Wednesday, December 7, 2011

British Beer Prices


Look at this list of beers from the Burton Bridge Brewery in Burton-upon-Trent and you'll notice that the price varies by ABV. This is something you almost never see in the US unless it is a huge 10+ percent beer. But why not, after all, higher ABV beers are more expensive to make?


One reason is that customers in the US would be confused, they are not used to thinking about beer this way. But the British are used to it, thanks to a large excise tax that is levied on the final alcohol content of the beer itself.  Below you can see the current excise rate. Note that lower strength beer (up to 2.8%) is taxed at half the rate, which is why you'll often see breweries brew a low strength beer in the UK so that they can sell it for much less money (I had a great one at Greene King).

Here is the current excise rate for beer in the UK (the current tax is the last column):


This is big, by the way, there is a VAT tax as well, but the excise tax for a pint of 5% beer is about 50p if my back-of-the-envelope calculation is correct.  So for the festival ale at Burton Bridge, about 50p out of the £3 price is for the excise tax alone. 


In fact this is such a part of British brewing that apparently the Bass brewery in Burton used to have an entire floor filed with excise agents who tested the beer and levied the tax on each and every barrel that left the brewery. 

The Burton Bridge Brewery is exceptional, by the way.  You won't find their beers here in the US, so you'll have to go to Burton-upon-Trent to try (which, sadly, is not a big draw - it is a charmless town) but if you are ever in the area, make a point of stopping in, you won't be disappointed.  Then, after, you can do as we did and head over to the excellent Coopers Tavern (in the shadow of the enormous Coors plant).

5 comments:

beersiveknown said...

Burton has more going for it than you make out. Average beer price is now around £1 in taxes

Patrick Emerson said...

I am happy to be disabused, but I have to say I spent a fair amount of time wandering in Burton and it seemed like 70s and 80s urban renewal all gone awry: huge parking lots and malls in the center of town and by 6pm on Saturday the town center was dead.

I watched the England-Spain game in a huge pub with about 8 people in it.

On the other hand there was a lot of good beer to be had and the area around Burton was quite lovely.

A said...

Jeff from Beervana posted a link to this in a comments thread to
this post, unfortunately the blogger wasn't happy with me questioning his pronouncements, and edited/deleted my last post.

I am genuinely interested in a conversation about the economics of session beers and differences in the British and American pricing models, so I thought maybe I'd take that conversation up here instead.

My last post which was edited out centered around the implications Alan had made that the pricing stucture in the States is something the breweries have control over.

If a £5 pint is £1 in taxes, 20%, then the tax makes up more of the cost than the ingredients, even for a small brewery which would have higher costs. Standards COGS (Cost of Goods Sold) in the States for craft breweries is 8-14%. This information isn't easy to succinctly back up, as it is proprietary financial information, but soundbrew.com, JVNW, and probrewer.com all have a lot of related information. The math seems relatively clear that the price of grain in a standard ale is a small percentage of what makes up the cost it takes to get to the consumer. 3-5% is a reasonable range to assume for the purpose of conversation.

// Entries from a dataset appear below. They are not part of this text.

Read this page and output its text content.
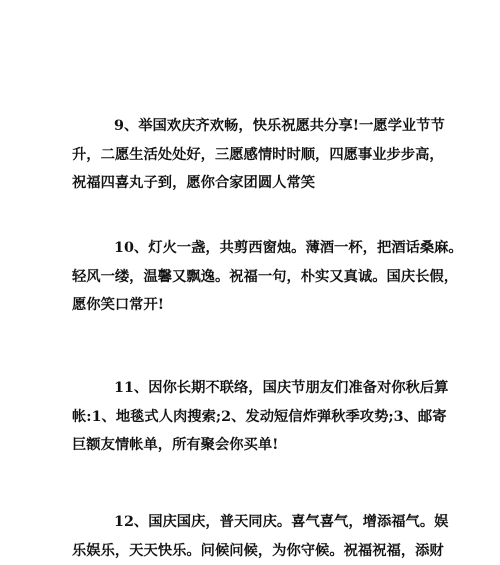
9、举国欢庆齐欢畅，快乐祝愿共分享!一愿学业节节
升，二愿生活处处好，三愿感情时时顺，四愿事业步步高，
祝福四喜丸子到，愿你合家团圆人常笑
10、灯火一盏，共剪西窗烛。薄酒一杯，把酒话桑麻。
轻风一缕，温馨又飘逸。祝福一句，朴实又真诚。国庆长假，
愿你笑口常开!
11、因你长期不联络，国庆节朋友们准备对你秋后算
帐:1、地毯式人肉搜索;2、发动短信炸弹秋季攻势;3、邮寄
巨额友情帐单，所有聚会你买单!
12、国庆国庆，普天同庆。喜气喜气，增添福气。娱
乐娱乐，天天快乐。问候问候，为你守候。祝福祝福，添财
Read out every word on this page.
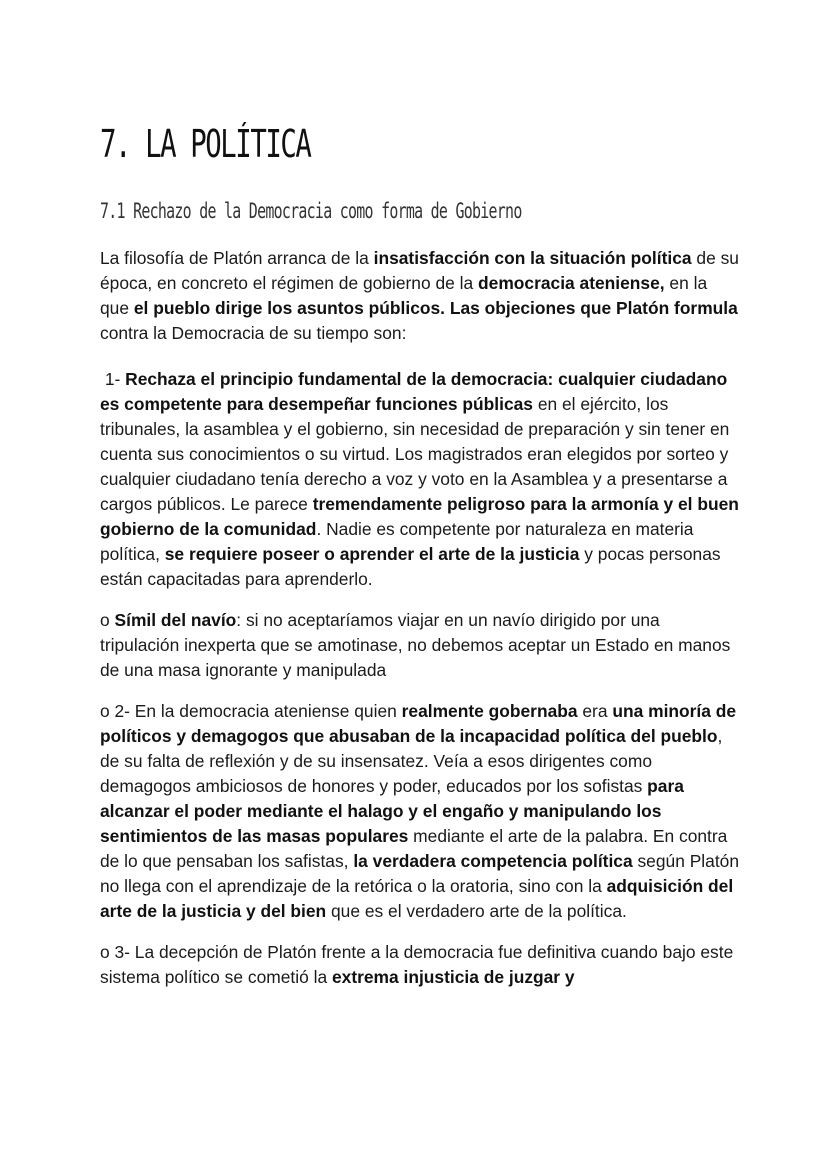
7. LA POLÍTICA
7.1 Rechazo de la Democracia como forma de Gobierno

La filosofía de Platón arranca de la insatisfacción con la situación política de su época, en concreto el régimen de gobierno de la democracia ateniense, en la que el pueblo dirige los asuntos públicos. Las objeciones que Platón formula contra la Democracia de su tiempo son:

1- Rechaza el principio fundamental de la democracia: cualquier ciudadano es competente para desempeñar funciones públicas en el ejército, los tribunales, la asamblea y el gobierno, sin necesidad de preparación y sin tener en cuenta sus conocimientos o su virtud. Los magistrados eran elegidos por sorteo y cualquier ciudadano tenía derecho a voz y voto en la Asamblea y a presentarse a cargos públicos. Le parece tremendamente peligroso para la armonía y el buen gobierno de la comunidad. Nadie es competente por naturaleza en materia política, se requiere poseer o aprender el arte de la justicia y pocas personas están capacitadas para aprenderlo.

o Símil del navío: si no aceptaríamos viajar en un navío dirigido por una tripulación inexperta que se amotinase, no debemos aceptar un Estado en manos de una masa ignorante y manipulada

o 2- En la democracia ateniense quien realmente gobernaba era una minoría de políticos y demagogos que abusaban de la incapacidad política del pueblo, de su falta de reflexión y de su insensatez. Veía a esos dirigentes como demagogos ambiciosos de honores y poder, educados por los sofistas para alcanzar el poder mediante el halago y el engaño y manipulando los sentimientos de las masas populares mediante el arte de la palabra. En contra de lo que pensaban los safistas, la verdadera competencia política según Platón no llega con el aprendizaje de la retórica o la oratoria, sino con la adquisición del arte de la justicia y del bien que es el verdadero arte de la política.

o 3- La decepción de Platón frente a la democracia fue definitiva cuando bajo este sistema político se cometió la extrema injusticia de juzgar y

In the case of British ales with different gravity-based prices within the same tax bracket: are British publicans simply taking lower mark-ups on session beers? Are breweries taking lower margins? Both?

It seems likely that the historical British tax system had a genuine effect on the pricing of the pints. Did that create a consumer culture which expected and reinforced it? In the States we have no such tax system, so pricing is based on operating costs of the brewery and then usually marked up a blanket percentage by the pub. Some localities suffer inflated pint prices due to taxes, but not on a national level.

No American bar owners that I've talked to lower their margins on lower alcohol beers. I'm not sure if that's always the case. The most interesting question to me is whether publicans taking lower margins on sessions beers would promote craft beer drinkers to purchase them, and whether that in turn would affect overall sales. This gets complicated when calculating table turns/day and looking at pub capacity - for example, if a pub is full, then lower margins drinks are making the pub less money, but if a pub is not at capacity and a consumer stays longer and drinks more pints of a session beer, the profit for the pub could possibly be equal or greater for a lower margin session beer than a higher margin, higher abv beer.

A said...

The comment above was me, blogger didn't grab my profile for some reason.